At the Laos Ministerial in August, India had agreed to forgo its own proposal of a three-tier system of tariff concessions to member states under RCEP trade agreement, under which it had proposed to offer 42.5% elimination of tariff lines to China. However, since then, India had sought to play hardball insisting to make services agreement more ambitious where it has an upper hand considering the 12 million skilled youth entering its domestic job market every year.
However, officials are still not clear regarding the possible deliverables in services negotiations, as other members remain inflexible and unwilling to cede ground. “We have to negotiate really hard on services,” the official said.
India has also agreed to give the highest level of tariff elimination to the Association of Southeast Asian Nations (Asean) grouping. In a bilateral meeting during the just-concluded negotiations in Indonesia, India made the assurance to the Asean grouping. The next round of talks is scheduled to be held in Kobe, Japan in February next year.

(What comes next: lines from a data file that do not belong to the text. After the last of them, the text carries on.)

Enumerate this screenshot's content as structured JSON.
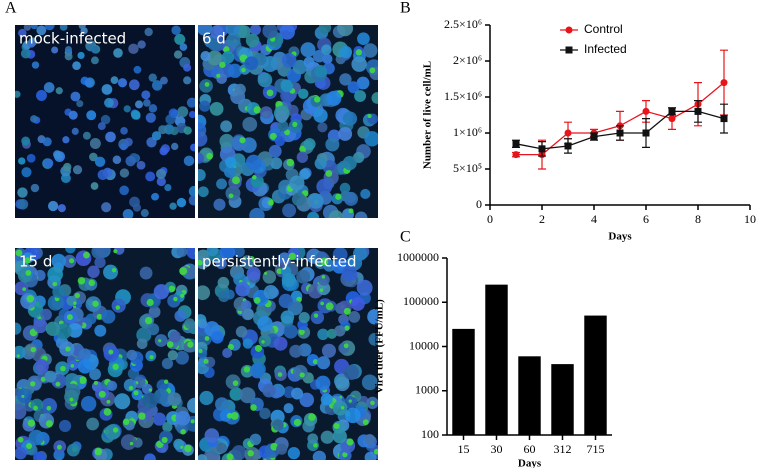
{
  "figure": {
    "panel_labels": [
      "A",
      "B",
      "C"
    ],
    "image_labels": [
      "mock-infected",
      "6 d",
      "15 d",
      "persistently-infected"
    ]
  },
  "chart_data": [
    {
      "type": "line",
      "x_label": "Days",
      "y_label": "Number of live cell/mL",
      "xlim": [
        0,
        10
      ],
      "xticks": [
        0,
        2,
        4,
        6,
        8,
        10
      ],
      "ylim": [
        0,
        2500000
      ],
      "yticks": [
        0,
        {
          "value": 500000,
          "label": "5×10⁵"
        },
        {
          "value": 1000000,
          "label": "1×10⁶"
        },
        {
          "value": 1500000,
          "label": "1.5×10⁶"
        },
        {
          "value": 2000000,
          "label": "2×10⁶"
        },
        {
          "value": 2500000,
          "label": "2.5×10⁶"
        }
      ],
      "legend": "upper center",
      "x": [
        1,
        2,
        3,
        4,
        5,
        6,
        7,
        8,
        9
      ],
      "series": [
        {
          "name": "Control",
          "color": "#e8141c",
          "marker": "circle",
          "values": [
            700000,
            700000,
            1000000,
            1000000,
            1100000,
            1300000,
            1200000,
            1400000,
            1700000
          ],
          "errors": [
            30000,
            200000,
            150000,
            50000,
            200000,
            150000,
            150000,
            300000,
            450000
          ]
        },
        {
          "name": "Infected",
          "color": "#111111",
          "marker": "square",
          "values": [
            850000,
            780000,
            820000,
            950000,
            1000000,
            1000000,
            1300000,
            1300000,
            1200000
          ],
          "errors": [
            50000,
            100000,
            100000,
            50000,
            100000,
            200000,
            50000,
            150000,
            200000
          ]
        }
      ]
    },
    {
      "type": "bar",
      "x_label": "Days",
      "y_label": "Vira titer (FFU/mL)",
      "log_scale": true,
      "color": "#000000",
      "categories": [
        "15",
        "30",
        "60",
        "312",
        "715"
      ],
      "values": [
        25000,
        250000,
        6000,
        4000,
        50000
      ],
      "ylim": [
        100,
        1000000
      ],
      "yticks": [
        100,
        1000,
        10000,
        100000,
        1000000
      ]
    }
  ]
}
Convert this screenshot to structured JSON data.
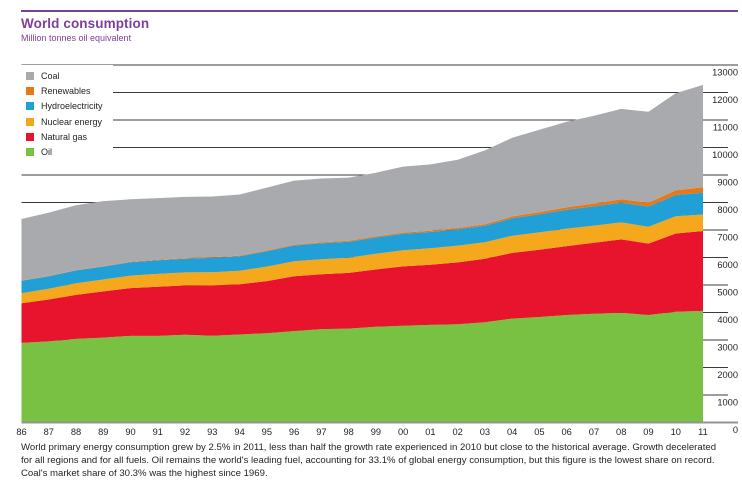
{
  "header": {
    "title": "World consumption",
    "subtitle": "Million tonnes oil equivalent"
  },
  "footer": {
    "text": "World primary energy consumption grew by 2.5% in 2011, less than half the growth rate experienced in 2010 but close to the historical average. Growth decelerated for all regions and for all fuels. Oil remains the world's leading fuel, accounting for 33.1% of global energy consumption, but this figure is the lowest share on record. Coal's market share of 30.3% was the highest since 1969."
  },
  "colors": {
    "accent_purple": "#7d3f98",
    "grid_line": "#3c3a3b",
    "baseline": "#929497",
    "axis_text": "#231f20"
  },
  "chart_data": {
    "type": "area",
    "stacked": true,
    "title": "World consumption",
    "ylabel": "Million tonnes oil equivalent",
    "ylim": [
      0,
      13000
    ],
    "yticks": [
      0,
      1000,
      2000,
      3000,
      4000,
      5000,
      6000,
      7000,
      8000,
      9000,
      10000,
      11000,
      12000,
      13000
    ],
    "grid": true,
    "legend_position": "top-left",
    "x_labels": [
      "86",
      "87",
      "88",
      "89",
      "90",
      "91",
      "92",
      "93",
      "94",
      "95",
      "96",
      "97",
      "98",
      "99",
      "00",
      "01",
      "02",
      "03",
      "04",
      "05",
      "06",
      "07",
      "08",
      "09",
      "10",
      "11"
    ],
    "legend_order": [
      "Coal",
      "Renewables",
      "Hydroelectricity",
      "Nuclear energy",
      "Natural gas",
      "Oil"
    ],
    "series": [
      {
        "name": "Oil",
        "color": "#79c143",
        "values": [
          2893,
          2949,
          3039,
          3088,
          3149,
          3148,
          3191,
          3157,
          3200,
          3246,
          3323,
          3397,
          3414,
          3481,
          3519,
          3548,
          3575,
          3643,
          3778,
          3835,
          3910,
          3953,
          3986,
          3908,
          4028,
          4059
        ]
      },
      {
        "name": "Natural gas",
        "color": "#e8132d",
        "values": [
          1444,
          1524,
          1602,
          1679,
          1738,
          1785,
          1796,
          1823,
          1825,
          1897,
          1993,
          1997,
          2025,
          2083,
          2159,
          2191,
          2247,
          2315,
          2390,
          2449,
          2504,
          2586,
          2672,
          2597,
          2843,
          2906
        ]
      },
      {
        "name": "Nuclear energy",
        "color": "#f6a81c",
        "values": [
          364,
          389,
          420,
          434,
          453,
          469,
          472,
          486,
          492,
          526,
          548,
          541,
          550,
          572,
          584,
          601,
          611,
          598,
          625,
          627,
          636,
          622,
          619,
          614,
          626,
          599
        ]
      },
      {
        "name": "Hydroelectricity",
        "color": "#219fd7",
        "values": [
          451,
          457,
          469,
          467,
          490,
          500,
          498,
          521,
          528,
          561,
          573,
          582,
          586,
          593,
          601,
          587,
          592,
          596,
          634,
          662,
          688,
          697,
          718,
          736,
          776,
          792
        ]
      },
      {
        "name": "Renewables",
        "color": "#e87817",
        "values": [
          11,
          12,
          13,
          15,
          17,
          18,
          20,
          21,
          23,
          25,
          28,
          31,
          34,
          38,
          43,
          46,
          52,
          59,
          67,
          77,
          89,
          104,
          121,
          138,
          168,
          195
        ]
      },
      {
        "name": "Coal",
        "color": "#a8aaad",
        "values": [
          2238,
          2301,
          2358,
          2368,
          2270,
          2240,
          2226,
          2210,
          2224,
          2286,
          2330,
          2323,
          2295,
          2316,
          2399,
          2413,
          2476,
          2682,
          2858,
          2994,
          3112,
          3194,
          3286,
          3305,
          3532,
          3724
        ]
      }
    ]
  }
}
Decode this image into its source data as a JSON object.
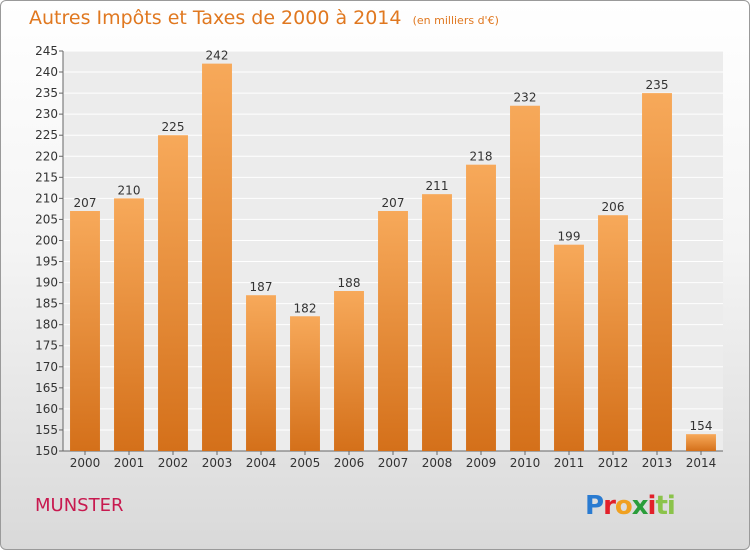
{
  "title": "Autres Impôts et Taxes de 2000 à 2014",
  "title_unit": "(en milliers d'€)",
  "city": "MUNSTER",
  "logo": "Proxiti",
  "colors": {
    "title": "#e07820",
    "city": "#c8194f",
    "bar_light": "#f7a95a",
    "bar_dark": "#d4701a"
  },
  "chart_data": {
    "type": "bar",
    "categories": [
      "2000",
      "2001",
      "2002",
      "2003",
      "2004",
      "2005",
      "2006",
      "2007",
      "2008",
      "2009",
      "2010",
      "2011",
      "2012",
      "2013",
      "2014"
    ],
    "values": [
      207,
      210,
      225,
      242,
      187,
      182,
      188,
      207,
      211,
      218,
      232,
      199,
      206,
      235,
      154
    ],
    "title": "Autres Impôts et Taxes de 2000 à 2014",
    "xlabel": "",
    "ylabel": "",
    "ylim": [
      150,
      245
    ],
    "yticks": [
      150,
      155,
      160,
      165,
      170,
      175,
      180,
      185,
      190,
      195,
      200,
      205,
      210,
      215,
      220,
      225,
      230,
      235,
      240,
      245
    ],
    "grid": true,
    "data_labels": true
  }
}
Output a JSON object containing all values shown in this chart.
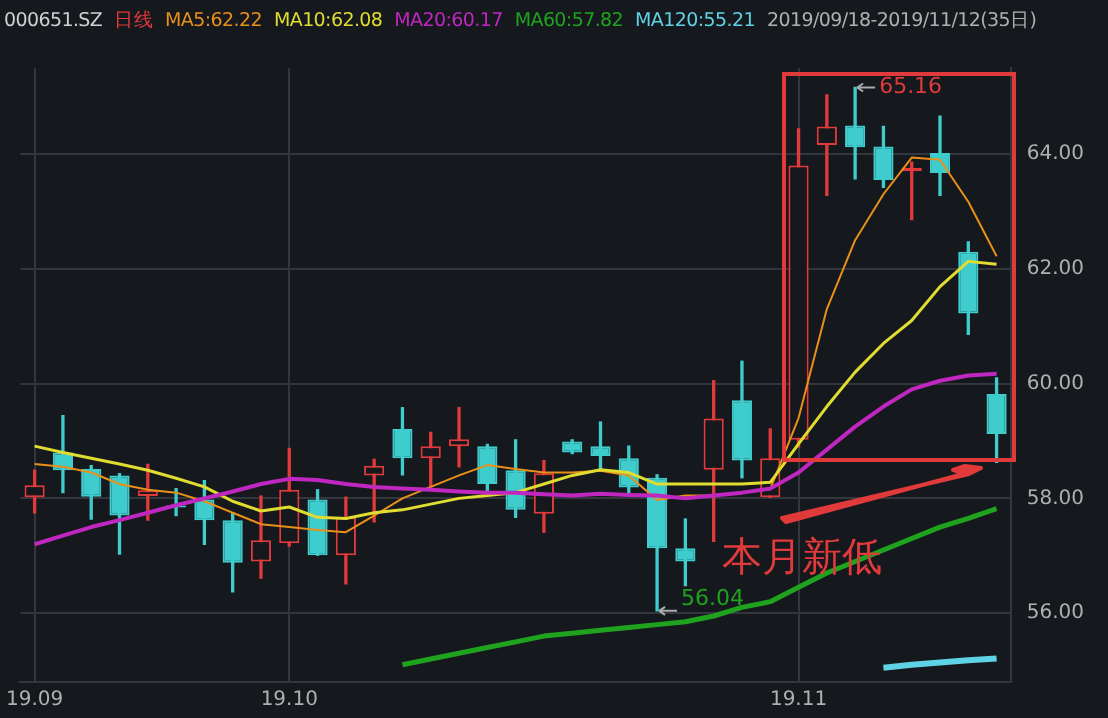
{
  "chart_data": {
    "type": "candlestick",
    "title": "000651.SZ",
    "categories": [
      "19.09",
      null,
      null,
      null,
      null,
      null,
      null,
      null,
      null,
      "19.10",
      null,
      null,
      null,
      null,
      null,
      null,
      null,
      null,
      null,
      null,
      null,
      null,
      null,
      null,
      null,
      null,
      null,
      "19.11",
      null,
      null,
      null,
      null,
      null,
      null,
      null
    ],
    "ohlc": [
      [
        58.02,
        58.49,
        57.75,
        58.23
      ],
      [
        58.8,
        59.44,
        58.1,
        58.49
      ],
      [
        58.51,
        58.57,
        57.64,
        58.03
      ],
      [
        58.4,
        58.43,
        57.03,
        57.7
      ],
      [
        58.04,
        58.59,
        57.62,
        58.14
      ],
      [
        57.86,
        58.17,
        57.7,
        57.84
      ],
      [
        57.98,
        58.31,
        57.2,
        57.62
      ],
      [
        57.62,
        57.75,
        56.37,
        56.88
      ],
      [
        56.9,
        58.04,
        56.61,
        57.27
      ],
      [
        57.22,
        58.87,
        57.17,
        58.15
      ],
      [
        57.98,
        58.15,
        57.01,
        57.01
      ],
      [
        57.01,
        58.02,
        56.51,
        57.67
      ],
      [
        58.4,
        58.68,
        57.59,
        58.57
      ],
      [
        59.21,
        59.58,
        58.41,
        58.7
      ],
      [
        58.7,
        59.15,
        58.2,
        58.91
      ],
      [
        58.91,
        59.58,
        58.55,
        59.03
      ],
      [
        58.91,
        58.94,
        58.1,
        58.25
      ],
      [
        58.49,
        59.02,
        57.67,
        57.8
      ],
      [
        57.73,
        58.66,
        57.41,
        58.44
      ],
      [
        58.99,
        59.02,
        58.78,
        58.8
      ],
      [
        58.91,
        59.33,
        58.52,
        58.74
      ],
      [
        58.7,
        58.91,
        58.04,
        58.19
      ],
      [
        58.36,
        58.41,
        56.04,
        57.13
      ],
      [
        57.13,
        57.64,
        56.48,
        56.9
      ],
      [
        58.5,
        60.05,
        57.25,
        59.39
      ],
      [
        59.71,
        60.39,
        58.36,
        58.66
      ],
      [
        58.02,
        59.21,
        58.02,
        58.7
      ],
      [
        59.02,
        64.44,
        58.9,
        63.8
      ],
      [
        64.16,
        65.03,
        63.28,
        64.48
      ],
      [
        64.5,
        65.16,
        63.57,
        64.12
      ],
      [
        64.13,
        64.48,
        63.42,
        63.55
      ],
      [
        63.7,
        63.86,
        62.86,
        63.76
      ],
      [
        64.02,
        64.66,
        63.28,
        63.67
      ],
      [
        62.3,
        62.47,
        60.86,
        61.22
      ],
      [
        59.82,
        60.1,
        58.63,
        59.12
      ]
    ],
    "colors": [
      "#e03a3a",
      "#3ecccc",
      "#3ecccc",
      "#3ecccc",
      "#e03a3a",
      "#3ecccc",
      "#3ecccc",
      "#3ecccc",
      "#e03a3a",
      "#e03a3a",
      "#3ecccc",
      "#e03a3a",
      "#e03a3a",
      "#3ecccc",
      "#e03a3a",
      "#e03a3a",
      "#3ecccc",
      "#3ecccc",
      "#e03a3a",
      "#3ecccc",
      "#3ecccc",
      "#3ecccc",
      "#3ecccc",
      "#3ecccc",
      "#e03a3a",
      "#3ecccc",
      "#e03a3a",
      "#e03a3a",
      "#e03a3a",
      "#3ecccc",
      "#3ecccc",
      "#e03a3a",
      "#3ecccc",
      "#3ecccc",
      "#3ecccc"
    ],
    "series": [
      {
        "type": "line",
        "name": "MA5:62.22",
        "color": "#e8901a",
        "values": [
          58.6,
          58.55,
          58.45,
          58.25,
          58.15,
          58.1,
          57.95,
          57.75,
          57.55,
          57.5,
          57.45,
          57.41,
          57.7,
          58.0,
          58.2,
          58.4,
          58.58,
          58.51,
          58.45,
          58.45,
          58.48,
          58.4,
          57.97,
          58.05,
          58.05,
          58.1,
          58.16,
          59.4,
          61.3,
          62.5,
          63.3,
          63.94,
          63.9,
          63.17,
          62.22
        ]
      },
      {
        "type": "line",
        "name": "MA10:62.08",
        "color": "#e0dc30",
        "values": [
          58.91,
          58.8,
          58.7,
          58.6,
          58.49,
          58.35,
          58.2,
          57.95,
          57.78,
          57.85,
          57.67,
          57.65,
          57.75,
          57.8,
          57.9,
          58.0,
          58.05,
          58.1,
          58.25,
          58.4,
          58.5,
          58.45,
          58.25,
          58.25,
          58.25,
          58.25,
          58.28,
          58.95,
          59.6,
          60.2,
          60.7,
          61.1,
          61.69,
          62.13,
          62.08
        ]
      },
      {
        "type": "line",
        "name": "MA20:60.17",
        "color": "#c026c0",
        "values": [
          57.2,
          57.35,
          57.5,
          57.62,
          57.75,
          57.88,
          58.0,
          58.12,
          58.25,
          58.34,
          58.32,
          58.25,
          58.2,
          58.17,
          58.15,
          58.12,
          58.1,
          58.1,
          58.07,
          58.05,
          58.08,
          58.06,
          58.05,
          58.0,
          58.05,
          58.1,
          58.17,
          58.45,
          58.85,
          59.25,
          59.6,
          59.9,
          60.05,
          60.14,
          60.17
        ]
      },
      {
        "type": "line",
        "name": "MA60:57.82",
        "color": "#1fa31f",
        "values": [
          null,
          null,
          null,
          null,
          null,
          null,
          null,
          null,
          null,
          null,
          null,
          null,
          null,
          55.1,
          55.2,
          55.3,
          55.4,
          55.5,
          55.6,
          55.65,
          55.7,
          55.75,
          55.8,
          55.85,
          55.95,
          56.1,
          56.2,
          56.45,
          56.7,
          56.9,
          57.1,
          57.3,
          57.5,
          57.65,
          57.82
        ]
      },
      {
        "type": "line",
        "name": "MA120:55.21",
        "color": "#5fd3e6",
        "values": [
          null,
          null,
          null,
          null,
          null,
          null,
          null,
          null,
          null,
          null,
          null,
          null,
          null,
          null,
          null,
          null,
          null,
          null,
          null,
          null,
          null,
          null,
          null,
          null,
          null,
          null,
          null,
          null,
          null,
          null,
          55.05,
          55.1,
          55.14,
          55.18,
          55.21
        ]
      }
    ],
    "ylim": [
      54.8,
      65.5
    ],
    "yticks": [
      {
        "value": 56,
        "label": "56.00"
      },
      {
        "value": 58,
        "label": "58.00"
      },
      {
        "value": 60,
        "label": "60.00"
      },
      {
        "value": 62,
        "label": "62.00"
      },
      {
        "value": 64,
        "label": "64.00"
      }
    ],
    "grid": true,
    "legend": "top",
    "annotations": [
      "日线",
      "2019/09/18-2019/11/12(35日)",
      "65.16",
      "56.04",
      "本月新低"
    ]
  }
}
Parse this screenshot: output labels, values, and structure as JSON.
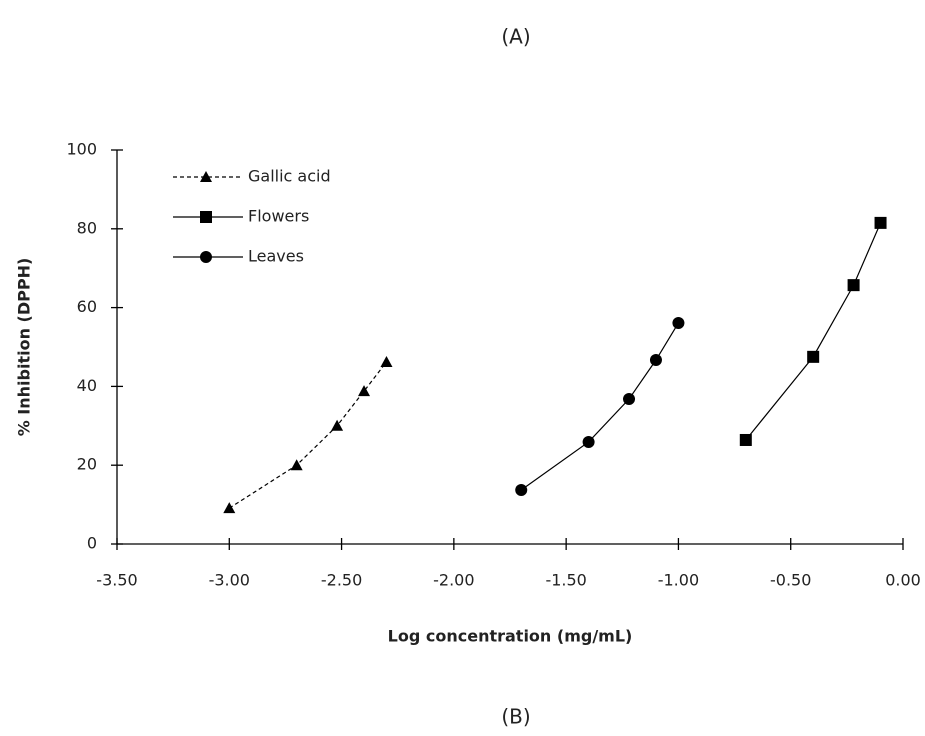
{
  "chart_data": {
    "type": "line",
    "title": "(A)",
    "caption": "(B)",
    "x_label": "Log concentration (mg/mL)",
    "y_label": "% Inhibition (DPPH)",
    "xlim": [
      -3.5,
      0
    ],
    "ylim": [
      0,
      100
    ],
    "xticks": [
      {
        "value": -3.5,
        "label": "-3.50"
      },
      {
        "value": -3,
        "label": "-3.00"
      },
      {
        "value": -2.5,
        "label": "-2.50"
      },
      {
        "value": -2,
        "label": "-2.00"
      },
      {
        "value": -1.5,
        "label": "-1.50"
      },
      {
        "value": -1,
        "label": "-1.00"
      },
      {
        "value": -0.5,
        "label": "-0.50"
      },
      {
        "value": 0,
        "label": "0.00"
      }
    ],
    "yticks": [
      0,
      20,
      40,
      60,
      80,
      100
    ],
    "grid": false,
    "legend": "upper left",
    "series": [
      {
        "name": "Gallic acid",
        "color": "#000000",
        "marker": "triangle",
        "dashed": true,
        "x": [
          -3.0,
          -2.7,
          -2.52,
          -2.4,
          -2.3
        ],
        "values": [
          9.1,
          20.0,
          30.0,
          38.8,
          46.2
        ]
      },
      {
        "name": "Flowers",
        "color": "#000000",
        "marker": "square",
        "dashed": false,
        "x": [
          -0.7,
          -0.4,
          -0.22,
          -0.1
        ],
        "values": [
          26.4,
          47.5,
          65.7,
          81.5
        ]
      },
      {
        "name": "Leaves",
        "color": "#000000",
        "marker": "circle",
        "dashed": false,
        "x": [
          -1.7,
          -1.4,
          -1.22,
          -1.1,
          -1.0
        ],
        "values": [
          13.7,
          25.9,
          36.8,
          46.7,
          56.1
        ]
      }
    ]
  }
}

After the US president elect Donald Trump announced that he will dump the Trans-Pacific Partnership (TPP) agreement championed by present President Barack Obama on the first day in office, focus has shifted to negotiations in RCEP.
Started in May 2013, RCEP comprises the 10 economies of the Asean region (Brunei, Cambodia, Indonesia, Laos, Malaysia, Myanmar, the Philippines, Singapore, Thailand and Vietnam) and six of its free trade partners (Australia, China, India, Japan, New Zealand and South Korea).
The grouping envisages regional economic integration, leading to the creation of the largest regional trading bloc in the world, accounting for nearly 45% of the world’s population and with a combined gross domestic product of $21.3 trillion.
The regional economic pact aims to cover trade in goods and services, investment, economic and technical cooperation, competition and intellectual property.